Mortgage blog: What to do to get a mortgage if you’re self-employed

Posted 27 August 2014

Self-employment at the UK has reached its highest level since records began with 15% of the workforce now working from themselves, up from just 8.7% in 1975.

New figures from the Office for National Statistics have revealed that there are 4.6m people working for themselves in the UK, the highest level since records began nearly forty years ago. And, of the 1.1m increase in the total number of workers in the UK between the first quarter of 2008 and the second quarter of 2014, 732,000 (just over two-thirds) were self-employed.

While being your own boss offers many benefits, in recent years it has been harder to get a mortgage if you work for yourself.

Speak to lenders or a broker and get an agreement in principle

Over the last few years it has become harder to get a mortgage. And, if you're self-employed, you may find it particularly challenging compared to the pre-credit crunch days.

In the past, many self-employed people used ‘self-certification' mortgages to borrow the money they needed to buy a home. However, changes to affordability and underwriting rules this year have seen self-cert deals disappear and lenders will now want to see proof of your income and check that you can afford your repayments.

Keith Osborne, editor of Whathouse.co.uk, says: "Before you start looking for a new home it can pay to speak to a lender or broker to establish what you can borrow. Underwriting rules vary between lenders and some banks and building societies are more comfortable with lending to self-employed applicants than others.

"You will also be able to establish exactly what paperwork and documents a lender will need in order to agree your mortgage.

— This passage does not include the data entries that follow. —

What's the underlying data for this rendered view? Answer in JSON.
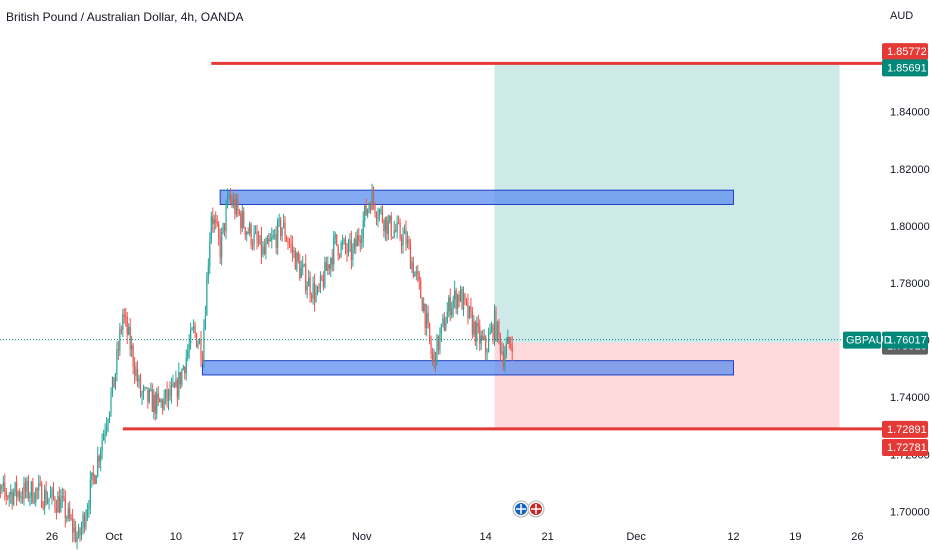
{
  "title": "British Pound / Australian Dollar, 4h, OANDA",
  "colors": {
    "up": "#26a69a",
    "down": "#ef5350",
    "level_line": "#e53935",
    "zone_fill": "#5c8df0",
    "zone_stroke": "#1e3fbf",
    "profit": "#b2dfdb",
    "loss": "#ffcdd2",
    "current": "#00897b",
    "entry_label": "#616161"
  },
  "chart_data": {
    "type": "candlestick",
    "symbol": "GBPAUD",
    "currency": "AUD",
    "ylim": [
      1.69,
      1.87
    ],
    "y_ticks": [
      "1.70000",
      "1.72000",
      "1.74000",
      "1.76000",
      "1.78000",
      "1.80000",
      "1.82000",
      "1.84000"
    ],
    "x_ticks": [
      "26",
      "Oct",
      "10",
      "17",
      "24",
      "Nov",
      "14",
      "21",
      "Dec",
      "12",
      "19",
      "26"
    ],
    "x_tick_dates": [
      "2022-09-26",
      "2022-10-03",
      "2022-10-10",
      "2022-10-17",
      "2022-10-24",
      "2022-10-31",
      "2022-11-14",
      "2022-11-21",
      "2022-12-01",
      "2022-12-12",
      "2022-12-19",
      "2022-12-26"
    ],
    "current_price": "1.76017",
    "price_labels": [
      {
        "value": "1.85772",
        "role": "target-upper"
      },
      {
        "value": "1.85691",
        "role": "target"
      },
      {
        "value": "1.75910",
        "role": "entry"
      },
      {
        "value": "1.72891",
        "role": "stop"
      },
      {
        "value": "1.72781",
        "role": "stop-lower"
      }
    ],
    "horizontal_lines": [
      {
        "price": 1.8569,
        "from": "2022-10-14",
        "to": "2022-12-30"
      },
      {
        "price": 1.7289,
        "from": "2022-10-04",
        "to": "2022-12-30"
      }
    ],
    "zones": [
      {
        "from": "2022-10-15",
        "to": "2022-12-12",
        "low": 1.8075,
        "high": 1.8125
      },
      {
        "from": "2022-10-13",
        "to": "2022-12-12",
        "low": 1.7478,
        "high": 1.7528
      }
    ],
    "position": {
      "from": "2022-11-15",
      "to": "2022-12-24",
      "entry": 1.7591,
      "target": 1.8569,
      "stop": 1.7289
    },
    "anchors": [
      [
        "2022-09-19",
        1.706
      ],
      [
        "2022-09-24",
        1.707
      ],
      [
        "2022-09-27",
        1.703
      ],
      [
        "2022-09-29",
        1.69
      ],
      [
        "2022-10-01",
        1.716
      ],
      [
        "2022-10-03",
        1.745
      ],
      [
        "2022-10-04",
        1.769
      ],
      [
        "2022-10-05",
        1.756
      ],
      [
        "2022-10-06",
        1.741
      ],
      [
        "2022-10-08",
        1.737
      ],
      [
        "2022-10-10",
        1.742
      ],
      [
        "2022-10-12",
        1.763
      ],
      [
        "2022-10-13",
        1.757
      ],
      [
        "2022-10-14",
        1.805
      ],
      [
        "2022-10-15",
        1.792
      ],
      [
        "2022-10-16",
        1.81
      ],
      [
        "2022-10-18",
        1.799
      ],
      [
        "2022-10-20",
        1.79
      ],
      [
        "2022-10-22",
        1.8
      ],
      [
        "2022-10-24",
        1.785
      ],
      [
        "2022-10-26",
        1.775
      ],
      [
        "2022-10-28",
        1.794
      ],
      [
        "2022-10-30",
        1.79
      ],
      [
        "2022-11-01",
        1.81
      ],
      [
        "2022-11-03",
        1.8
      ],
      [
        "2022-11-05",
        1.795
      ],
      [
        "2022-11-07",
        1.772
      ],
      [
        "2022-11-08",
        1.752
      ],
      [
        "2022-11-10",
        1.773
      ],
      [
        "2022-11-11",
        1.776
      ],
      [
        "2022-11-13",
        1.762
      ],
      [
        "2022-11-14",
        1.757
      ],
      [
        "2022-11-15",
        1.766
      ],
      [
        "2022-11-16",
        1.755
      ],
      [
        "2022-11-17",
        1.7602
      ]
    ]
  }
}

This gives you time to accumulate the bank statements and accounts that you will need to provide to a lender," he adds.

More advice on your self-employed mortgage application

Since the mortgage rules changed earlier this year, most lenders now need to see proof of your income for the last three years.

When you speak to a lender it helps if you take as much evidence of your earnings as you can. This may include accounts from the previous tax year plus forecasts and estimates for the current tax year. If you can provide lots of evidence of your earnings it will increase your chances of getting the loan that you need.

Bear in mind that a lender may not use the most recent year's earnings as a basis for your mortgage. Some will take an average of the last three years and this could mean that your loan limit may be lower than you expect.

If you have recently become self-employed then you may also face a challenge. If you have been working for yourself for less than 18-24 months then you may have to wait until you have a longer track record of earnings before a lender will even consider your application.